Sometimes groups of forced workers stage escapes from the scam centres on their own.

Thirty-nine foreigners who fled a scam call centre in Myanmar, November 2024. Source: Khaosod English.

Criminals exploit Myanmar’s fraught politics. The government disclaims responsibility because the compounds are in areas controlled by ethnic groups. Those groups, in turn, see no reason to shut down a steady revenue source. At every stage of trafficking, armed formations take a cut.

Thailand has taken the most decisive action in recent years. In February 2025 the authorities again cut electricity supplies to several border towns, switched off telecoms and tightened banking and visa policies.

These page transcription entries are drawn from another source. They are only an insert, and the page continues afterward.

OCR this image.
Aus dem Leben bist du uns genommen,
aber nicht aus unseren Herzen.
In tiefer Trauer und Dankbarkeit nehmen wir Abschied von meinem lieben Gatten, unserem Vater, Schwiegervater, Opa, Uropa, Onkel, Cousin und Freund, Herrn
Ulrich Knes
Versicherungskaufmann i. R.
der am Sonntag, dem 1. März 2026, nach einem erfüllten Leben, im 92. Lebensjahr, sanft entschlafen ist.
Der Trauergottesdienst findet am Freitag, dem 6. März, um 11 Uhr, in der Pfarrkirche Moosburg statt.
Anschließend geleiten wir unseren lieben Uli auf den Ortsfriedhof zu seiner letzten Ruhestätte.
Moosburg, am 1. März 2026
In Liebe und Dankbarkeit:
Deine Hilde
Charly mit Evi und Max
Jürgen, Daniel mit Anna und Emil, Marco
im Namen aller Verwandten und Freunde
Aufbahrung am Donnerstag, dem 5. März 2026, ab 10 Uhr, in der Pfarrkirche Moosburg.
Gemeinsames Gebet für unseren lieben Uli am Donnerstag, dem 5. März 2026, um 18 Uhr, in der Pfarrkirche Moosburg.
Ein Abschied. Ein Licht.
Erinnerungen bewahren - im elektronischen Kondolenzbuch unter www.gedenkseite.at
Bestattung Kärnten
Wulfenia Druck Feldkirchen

This prompted scam-factory owners to release about 8,000 people. But the Thai authorities struggled to repatriate victims swiftly. While paperwork was processed, they were placed in temporary camps in Myanmar. The freed people complained of scant food and poor sanitation—sleeping on floors; samples from lavatories detected the pathogen that causes tuberculosis.

Thai authorities cannot always classify victims as trafficked; some are charged with immigration offences and moved to official detention.

China has been active, as its citizens make up the bulk of victims. Beijing demanded that Thai and Myanmar authorities grant senior police access to the scam compounds in the border zone.

Thanks to close ties with the political leadership of the self-proclaimed Wa state, China managed to halt the spread of centres there and free those held.

Similar scam compounds operate in Laos, Cambodia, Malaysia and the Philippines, but the presence of legitimate governments and relative political stability there allows more effective crackdowns.

Locations of known scam centres near the Mekong delta in 2023–2025. Source: UNODC.

Conclusions

Countries around Myanmar are actively fighting the network of scam compounds that strip hundreds of thousands of people worldwide of their freedom. But the decentralised nature of the crime makes the fight harder.

According to the latest UNODC data, as public awareness and law-enforcement pressure rise, criminal syndicates are pushing deeper into the region’s most remote, vulnerable and unprepared areas—and beyond.

Their success is aided by laundering vast illicit proceeds through cryptocurrencies and underground banking, which then seep into banking systems worldwide.

They are growing stronger and more influential. For now, law-enforcement efforts touch only the tip of the iceberg.